Lutero no vaciló. Partió. ¿Por temor de que unos rivales, unos competidores se le adelantaran, lo suplantaran en el favor del pueblo? Qué tontería. Porque para Lutero el deber era dirigirse adonde le llamaban Melanchton y ese rebaño cristiano del que estaba encargado. Porque su convicción, además, le dictaba su conducta: los profetas no eran de Dios; en consecuencia, eran del diablo; por lo menos Satanás los utilizaba contra la verdad; había que desnudarlos y desenmascararlos. Finalmente, porque contra esos hombres que ya el magistrado de Zwickau había perseguido, muchos reclamaban medidas de rigor; y eso no, Lutero no podía tolerarlo. Fue su primera preocupación: nada de sangre de suplicios. Ya el 17 de enero de 1522 escribía a Spalatin:[163] “No quisiera que fuesen encarcelados, sobre todo los que se proclaman de nuestro lado… Sin verter sangre, sin sacar la espada, no hay que dudarlo: apagaremos buenamente esas dos pavesas ardientes… Pero tú cuida que nuestro Príncipe no se manche las manos en la sangre de esos nuevos Profetas”. Su fe en la Palabra le dictaba estas líneas. Pero de esa Palabra, precisamente, ¿no le había hecho Dios heraldo y exégeta? Levantarla como un muro ante las empresas turbias de Satanás ¿no era para él una estricta obligación? ¿Qué pesaban frente a esto las conveniencias del Elector, los cuidados para con el Imperio, las prudencias políticas? El 6 de marzo, Lutero llegaba a Wittemberg. La víspera, desde Borna, había dirigido a Federico la famosa carta. Tres días más tarde, el domingo 9, subía a la cátedra. Tomaba la palabra. La conservó durante ocho días.
Durante ocho días predicó, con una sencillez, una fuerza, una claridad irresistibles, una moderación singular también, un sentido superior de la medida y de la equidad. Hombres, mujeres, sabios y gente del pueblo, todos pudieron satisfacer a su gusto su apetito de entusiasmo, comulgar con un genio hecho a la vez para seducir y dominar. Volvieron a encontrar en Lutero un héroe, su héroe.

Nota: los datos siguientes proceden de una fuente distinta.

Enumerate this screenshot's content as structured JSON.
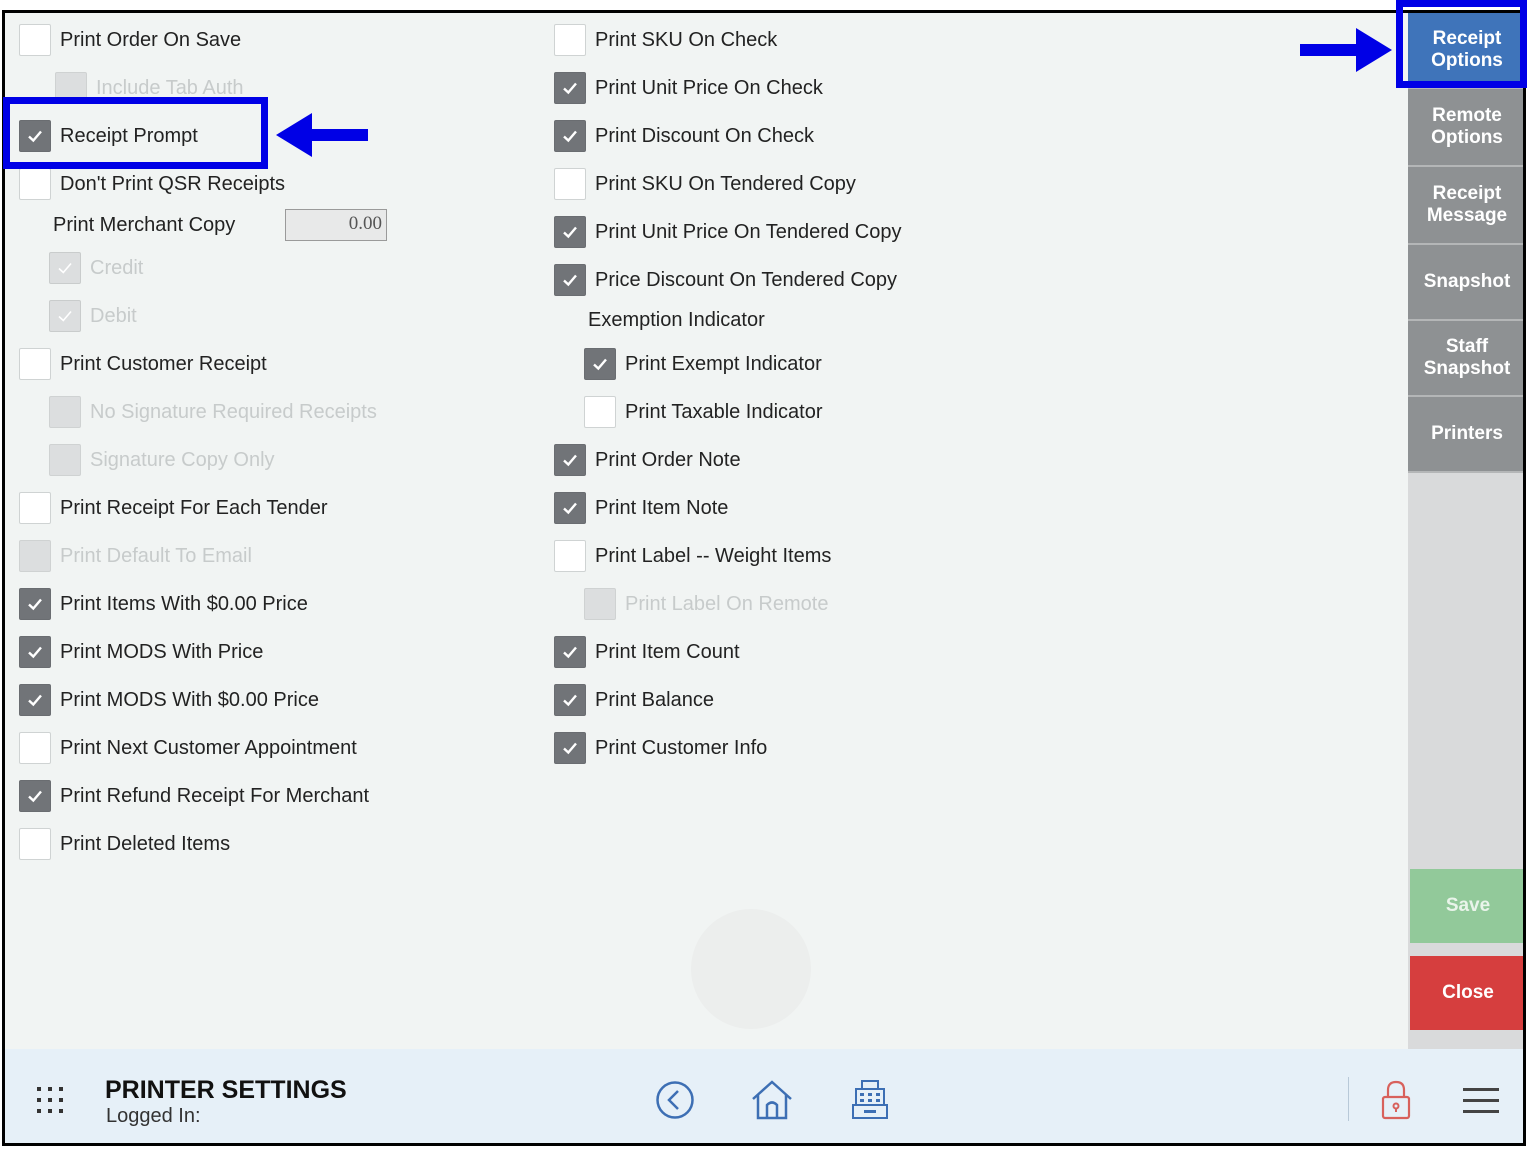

Y tallado a la medida física del héroe, del tribuno poderoso, un poco vulgar, sólido sobre esas bases y cuyo pecho sonaba bajo el choque de los puños. Pero, hundidos bajo la bóveda saliente de una frente bien despejada, los ojos de Lutero lanzaban extrañas llamaradas, y por su palabra pasaba en vibraciones tónicas la misma alegría que desde hace siglos vierten, en los hombres puestos bruscamente en pie, las campanas tocando a rebato en lo alto de las atalayas.
Así, en una semana, los corazones fueron conquistados de nuevo; hasta los violentos fueron conmovidos por esa fuerza tranquila. Tenía razón en proclamarlo: predicada por él, la Palabra era soberana. Y luego, como también en otras partes los espíritus se turbaban y se dejaban seducir, partió. Se le vio, se le oyó, se sintió su poder en Altenburgo, en Borna, en el propio Zwickau, en Erfurt también y en Weimar. Por todas partes el éxito, las masas subyugadas, la misma demostración de una fuerza y de una moderación llenas de dominio. El idealismo magnífico que animaba a Lutero se revelaba a todos como una fuerza única de conquista y de dominación. Cada viaje valía una victoria.